È utile citare il giudizio dello storico cileno Javier Larraín: “Lo svuotamento politico e ideologico, più l’irrefrenabile scontro di vanità e il divisionismo che si è approfondito nell’ultimo decennio, ci hanno portato fin qui: a una sconfitta che conferma il rifiuto della stragrande maggioranza della popolazione nei confronti del ‘processo di cambiamento’ e la totale assenza di un’alternativa a sinistra. Il futuro della Bolivia non sembra essere affatto promettente a breve termine, anche se c’è chi balla e si ubriaca per alcuni voti nulli qui e altri voti bianchi là. La Storia non li assolverà!”.

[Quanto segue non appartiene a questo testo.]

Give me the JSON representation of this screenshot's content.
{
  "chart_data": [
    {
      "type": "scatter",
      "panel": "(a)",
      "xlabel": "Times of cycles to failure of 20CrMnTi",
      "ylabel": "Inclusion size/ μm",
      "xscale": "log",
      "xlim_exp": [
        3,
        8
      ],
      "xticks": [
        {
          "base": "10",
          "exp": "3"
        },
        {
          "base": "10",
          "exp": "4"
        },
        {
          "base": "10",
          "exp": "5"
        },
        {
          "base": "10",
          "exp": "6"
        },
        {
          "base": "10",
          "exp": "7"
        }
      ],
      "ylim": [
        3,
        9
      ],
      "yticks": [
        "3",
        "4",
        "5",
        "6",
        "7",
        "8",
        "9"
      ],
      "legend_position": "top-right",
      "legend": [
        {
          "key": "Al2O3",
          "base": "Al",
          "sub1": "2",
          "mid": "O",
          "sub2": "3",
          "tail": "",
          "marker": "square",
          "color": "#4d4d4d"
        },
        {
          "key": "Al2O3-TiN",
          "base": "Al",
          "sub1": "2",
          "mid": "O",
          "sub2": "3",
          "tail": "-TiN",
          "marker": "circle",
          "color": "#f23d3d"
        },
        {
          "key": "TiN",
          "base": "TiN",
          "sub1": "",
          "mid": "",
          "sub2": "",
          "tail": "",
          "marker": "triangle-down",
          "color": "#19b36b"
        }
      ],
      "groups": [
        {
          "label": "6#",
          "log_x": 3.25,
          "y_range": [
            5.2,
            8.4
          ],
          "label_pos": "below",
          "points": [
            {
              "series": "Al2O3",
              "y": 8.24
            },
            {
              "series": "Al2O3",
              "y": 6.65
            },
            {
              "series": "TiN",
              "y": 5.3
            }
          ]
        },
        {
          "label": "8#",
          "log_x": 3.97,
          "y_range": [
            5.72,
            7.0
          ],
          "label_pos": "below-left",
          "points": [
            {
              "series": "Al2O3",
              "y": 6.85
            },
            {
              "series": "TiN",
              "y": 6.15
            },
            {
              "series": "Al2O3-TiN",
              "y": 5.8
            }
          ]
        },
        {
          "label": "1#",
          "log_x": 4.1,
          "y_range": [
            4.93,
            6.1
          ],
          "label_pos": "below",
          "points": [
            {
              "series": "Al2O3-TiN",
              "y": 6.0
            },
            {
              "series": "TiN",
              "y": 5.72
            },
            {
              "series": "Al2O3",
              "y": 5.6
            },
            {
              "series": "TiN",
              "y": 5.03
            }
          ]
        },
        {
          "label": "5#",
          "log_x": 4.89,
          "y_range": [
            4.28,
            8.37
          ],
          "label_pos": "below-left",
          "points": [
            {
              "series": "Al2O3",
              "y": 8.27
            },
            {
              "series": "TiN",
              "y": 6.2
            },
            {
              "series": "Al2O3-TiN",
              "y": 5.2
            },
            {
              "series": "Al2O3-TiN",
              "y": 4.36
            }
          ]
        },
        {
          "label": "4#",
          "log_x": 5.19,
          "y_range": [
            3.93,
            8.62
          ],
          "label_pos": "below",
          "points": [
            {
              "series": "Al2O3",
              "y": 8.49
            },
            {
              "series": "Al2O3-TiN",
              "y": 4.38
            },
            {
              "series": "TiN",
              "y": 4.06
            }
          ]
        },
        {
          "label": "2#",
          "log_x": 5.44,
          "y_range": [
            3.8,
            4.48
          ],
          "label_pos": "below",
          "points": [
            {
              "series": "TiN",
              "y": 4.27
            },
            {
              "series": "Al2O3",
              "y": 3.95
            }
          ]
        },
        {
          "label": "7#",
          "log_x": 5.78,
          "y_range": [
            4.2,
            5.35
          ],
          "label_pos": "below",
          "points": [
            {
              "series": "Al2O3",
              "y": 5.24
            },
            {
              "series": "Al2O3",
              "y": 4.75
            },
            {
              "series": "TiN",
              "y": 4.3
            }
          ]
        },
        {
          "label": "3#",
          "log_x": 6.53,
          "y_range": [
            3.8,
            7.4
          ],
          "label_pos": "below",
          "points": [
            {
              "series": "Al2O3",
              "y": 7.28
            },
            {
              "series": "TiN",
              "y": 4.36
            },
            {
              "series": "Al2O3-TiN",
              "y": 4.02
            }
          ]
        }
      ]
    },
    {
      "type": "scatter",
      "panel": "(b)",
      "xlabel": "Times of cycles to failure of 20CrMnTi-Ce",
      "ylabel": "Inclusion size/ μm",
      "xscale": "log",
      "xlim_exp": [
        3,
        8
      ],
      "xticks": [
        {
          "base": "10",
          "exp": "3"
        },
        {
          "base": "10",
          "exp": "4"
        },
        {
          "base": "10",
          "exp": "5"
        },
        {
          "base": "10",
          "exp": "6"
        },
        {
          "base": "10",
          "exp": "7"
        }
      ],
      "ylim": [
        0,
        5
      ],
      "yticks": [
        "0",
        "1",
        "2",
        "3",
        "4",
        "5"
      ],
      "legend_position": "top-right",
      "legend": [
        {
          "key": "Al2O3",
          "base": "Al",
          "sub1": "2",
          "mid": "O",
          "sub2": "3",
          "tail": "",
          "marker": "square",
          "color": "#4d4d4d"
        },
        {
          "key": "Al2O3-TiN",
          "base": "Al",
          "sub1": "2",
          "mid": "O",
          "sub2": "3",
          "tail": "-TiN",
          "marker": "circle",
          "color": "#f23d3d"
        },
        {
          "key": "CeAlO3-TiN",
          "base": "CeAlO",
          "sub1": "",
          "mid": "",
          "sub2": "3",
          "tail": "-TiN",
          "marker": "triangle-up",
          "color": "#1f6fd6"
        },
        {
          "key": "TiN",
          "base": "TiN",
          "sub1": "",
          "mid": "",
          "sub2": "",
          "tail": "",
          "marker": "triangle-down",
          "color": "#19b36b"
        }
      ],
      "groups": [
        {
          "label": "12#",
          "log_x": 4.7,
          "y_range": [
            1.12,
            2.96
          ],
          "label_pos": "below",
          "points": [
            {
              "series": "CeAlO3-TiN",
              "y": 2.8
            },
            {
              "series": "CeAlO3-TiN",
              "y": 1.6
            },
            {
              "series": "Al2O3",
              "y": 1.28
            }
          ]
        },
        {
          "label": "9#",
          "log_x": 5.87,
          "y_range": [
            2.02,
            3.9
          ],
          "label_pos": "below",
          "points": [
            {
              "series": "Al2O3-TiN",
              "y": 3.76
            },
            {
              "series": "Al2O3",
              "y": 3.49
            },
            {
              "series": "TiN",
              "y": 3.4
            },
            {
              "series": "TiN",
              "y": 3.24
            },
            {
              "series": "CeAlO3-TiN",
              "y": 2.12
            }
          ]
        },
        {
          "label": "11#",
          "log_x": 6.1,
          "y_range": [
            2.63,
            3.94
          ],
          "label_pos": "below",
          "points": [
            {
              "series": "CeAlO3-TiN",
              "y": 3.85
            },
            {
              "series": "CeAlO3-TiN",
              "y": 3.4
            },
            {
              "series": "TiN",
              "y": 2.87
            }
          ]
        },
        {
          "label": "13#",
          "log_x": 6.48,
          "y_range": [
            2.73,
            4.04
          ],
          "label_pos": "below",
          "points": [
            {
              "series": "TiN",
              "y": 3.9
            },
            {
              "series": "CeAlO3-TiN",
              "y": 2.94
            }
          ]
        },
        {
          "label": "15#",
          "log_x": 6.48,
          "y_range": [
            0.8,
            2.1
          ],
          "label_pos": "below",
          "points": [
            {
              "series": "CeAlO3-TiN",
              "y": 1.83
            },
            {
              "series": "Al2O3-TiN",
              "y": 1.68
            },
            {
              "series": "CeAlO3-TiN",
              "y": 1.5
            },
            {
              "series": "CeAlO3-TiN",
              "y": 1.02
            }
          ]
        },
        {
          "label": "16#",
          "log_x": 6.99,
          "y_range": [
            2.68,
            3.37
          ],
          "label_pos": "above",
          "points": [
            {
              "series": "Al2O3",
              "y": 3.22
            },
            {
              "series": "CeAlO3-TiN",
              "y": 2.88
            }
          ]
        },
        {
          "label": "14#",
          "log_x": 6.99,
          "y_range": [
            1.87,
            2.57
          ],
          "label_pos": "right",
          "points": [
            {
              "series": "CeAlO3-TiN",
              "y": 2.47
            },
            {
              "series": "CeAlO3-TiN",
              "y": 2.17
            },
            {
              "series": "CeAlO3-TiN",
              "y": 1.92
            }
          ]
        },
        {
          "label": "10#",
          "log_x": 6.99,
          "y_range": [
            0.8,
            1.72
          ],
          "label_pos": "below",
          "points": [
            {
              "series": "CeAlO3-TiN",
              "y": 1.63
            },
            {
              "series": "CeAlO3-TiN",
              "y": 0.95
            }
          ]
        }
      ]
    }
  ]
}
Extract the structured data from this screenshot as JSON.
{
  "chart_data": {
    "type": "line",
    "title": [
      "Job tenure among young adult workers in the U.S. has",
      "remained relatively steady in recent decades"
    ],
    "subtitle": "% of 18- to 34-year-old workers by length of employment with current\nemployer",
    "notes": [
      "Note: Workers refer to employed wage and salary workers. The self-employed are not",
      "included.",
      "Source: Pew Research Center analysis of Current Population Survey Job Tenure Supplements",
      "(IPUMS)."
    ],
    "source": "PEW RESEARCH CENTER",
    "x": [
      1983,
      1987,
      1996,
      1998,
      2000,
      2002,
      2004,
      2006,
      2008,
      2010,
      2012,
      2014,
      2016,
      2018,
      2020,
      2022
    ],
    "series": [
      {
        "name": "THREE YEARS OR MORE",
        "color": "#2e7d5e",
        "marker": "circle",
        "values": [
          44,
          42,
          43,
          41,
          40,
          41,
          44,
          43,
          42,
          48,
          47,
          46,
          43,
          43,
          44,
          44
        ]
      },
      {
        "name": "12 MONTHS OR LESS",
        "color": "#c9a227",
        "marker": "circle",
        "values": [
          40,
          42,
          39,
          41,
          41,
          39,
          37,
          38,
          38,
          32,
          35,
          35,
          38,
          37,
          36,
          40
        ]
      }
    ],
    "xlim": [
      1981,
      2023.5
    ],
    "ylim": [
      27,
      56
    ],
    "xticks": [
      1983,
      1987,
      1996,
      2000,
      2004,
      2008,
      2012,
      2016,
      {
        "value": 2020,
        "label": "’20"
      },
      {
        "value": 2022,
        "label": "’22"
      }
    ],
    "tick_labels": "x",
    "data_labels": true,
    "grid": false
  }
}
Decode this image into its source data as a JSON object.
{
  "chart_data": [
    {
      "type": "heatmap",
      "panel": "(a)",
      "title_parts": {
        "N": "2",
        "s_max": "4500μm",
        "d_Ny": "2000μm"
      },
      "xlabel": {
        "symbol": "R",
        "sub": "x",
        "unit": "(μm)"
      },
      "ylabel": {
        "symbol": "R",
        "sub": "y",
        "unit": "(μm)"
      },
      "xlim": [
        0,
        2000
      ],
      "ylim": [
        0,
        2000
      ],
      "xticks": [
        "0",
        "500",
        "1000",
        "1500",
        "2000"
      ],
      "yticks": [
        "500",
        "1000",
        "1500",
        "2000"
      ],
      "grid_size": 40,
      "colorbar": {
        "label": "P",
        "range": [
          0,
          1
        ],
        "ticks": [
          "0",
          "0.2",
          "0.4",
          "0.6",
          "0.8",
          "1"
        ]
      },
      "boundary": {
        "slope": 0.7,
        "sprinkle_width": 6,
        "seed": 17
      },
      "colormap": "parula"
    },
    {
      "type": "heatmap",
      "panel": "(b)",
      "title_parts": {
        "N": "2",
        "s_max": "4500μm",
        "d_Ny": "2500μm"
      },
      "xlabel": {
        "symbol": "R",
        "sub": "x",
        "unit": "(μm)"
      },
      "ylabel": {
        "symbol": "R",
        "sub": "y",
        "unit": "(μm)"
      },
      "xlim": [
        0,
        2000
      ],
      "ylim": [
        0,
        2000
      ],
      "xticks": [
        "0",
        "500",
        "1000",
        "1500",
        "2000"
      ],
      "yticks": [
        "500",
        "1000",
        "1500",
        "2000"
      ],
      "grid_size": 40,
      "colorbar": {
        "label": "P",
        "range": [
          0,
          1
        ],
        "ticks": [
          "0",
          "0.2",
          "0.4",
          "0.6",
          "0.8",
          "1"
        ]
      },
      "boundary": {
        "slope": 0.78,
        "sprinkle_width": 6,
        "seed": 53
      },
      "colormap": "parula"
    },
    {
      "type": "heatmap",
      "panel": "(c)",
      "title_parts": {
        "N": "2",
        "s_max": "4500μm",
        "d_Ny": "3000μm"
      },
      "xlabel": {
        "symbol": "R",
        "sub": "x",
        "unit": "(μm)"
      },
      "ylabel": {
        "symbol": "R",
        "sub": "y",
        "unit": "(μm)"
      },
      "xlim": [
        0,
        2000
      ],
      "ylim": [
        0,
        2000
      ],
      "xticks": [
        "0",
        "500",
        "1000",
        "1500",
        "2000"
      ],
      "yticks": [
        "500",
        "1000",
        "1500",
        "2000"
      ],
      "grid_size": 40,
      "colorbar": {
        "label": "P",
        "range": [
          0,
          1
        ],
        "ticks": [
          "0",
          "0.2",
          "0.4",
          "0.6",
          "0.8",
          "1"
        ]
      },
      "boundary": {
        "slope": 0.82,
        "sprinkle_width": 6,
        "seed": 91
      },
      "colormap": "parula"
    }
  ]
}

Rodrigo Paz è il figlio di Jaime Paz Zamora, ex presidente, che fu uno dei cofondatori del Movimento di sinistra rivoluzionaria (Mir) e che, durante la dittatura di Hugo Banzer, dovette andare in esilio con la famiglia. Rodrigo è stato deputato, consigliere, sindaco della città di Tarija e, negli ultimi cinque anni, senatore per l’alleanza Comunità cittadina dell’ex presidente centrista Carlos Mesa. Esprime rinnovamento di leadership e distanza dalla politica tradizionale, soprattutto per il fatto che questa è stata la sua prima candidatura presidenziale, mentre gli altri candidati di destra, sempre perdenti, si sono presentati più volte. Il suo candidato vice, Edman Lara, è un outsider di trentasette anni, ex capitano della polizia perseguito per aver denunciato la corruzione degli alti comandanti; al primo turno, parte del voto popolare che ha abbandonato il Mas è andata su di lui, grazie appunto all’impostazione populista antisistema. Paz e Lara incarnano la volontà di cambiamento e la lotta alla corruzione, distanziandosi dal vecchio Mas e contemporaneamente dalla vecchia destra. Sono lontani sia dallo statalismo del ventennio “masista”, che ha portato corruzione e ultimamente fallimento economico, sia dal neoliberismo del secolo scorso, cui invece vorrebbe far ritorno senza indugio “Tuto” Quiroga. Hanno registrato il loro maggiore consenso nelle regioni rurali impoverite e nei quartieri poveri delle città, aree che sono state spesso bastioni della sinistra. La gente spera che i due possano porre fine all’eredità di penuria e inflazione alle stelle lasciata dal Mas, ma senza tagliare i programmi sociali. Entrambi hanno respinto l’idea di un programma del Fondo monetario internazionale per sostenere l’economia in crisi – qualcosa che Quiroga invece sostiene –, mentre hanno espresso un approccio più cauto del loro avversario riguardo all’apertura della produzione di litio agli investitori stranieri. Se si deve dare credito ai sondaggi, che però al primo turno hanno ampiamente dimostrato di essere inaffidabili, a pochi giorni dal ballottaggio, sarebbe Quiroga il nuovo presidente boliviano.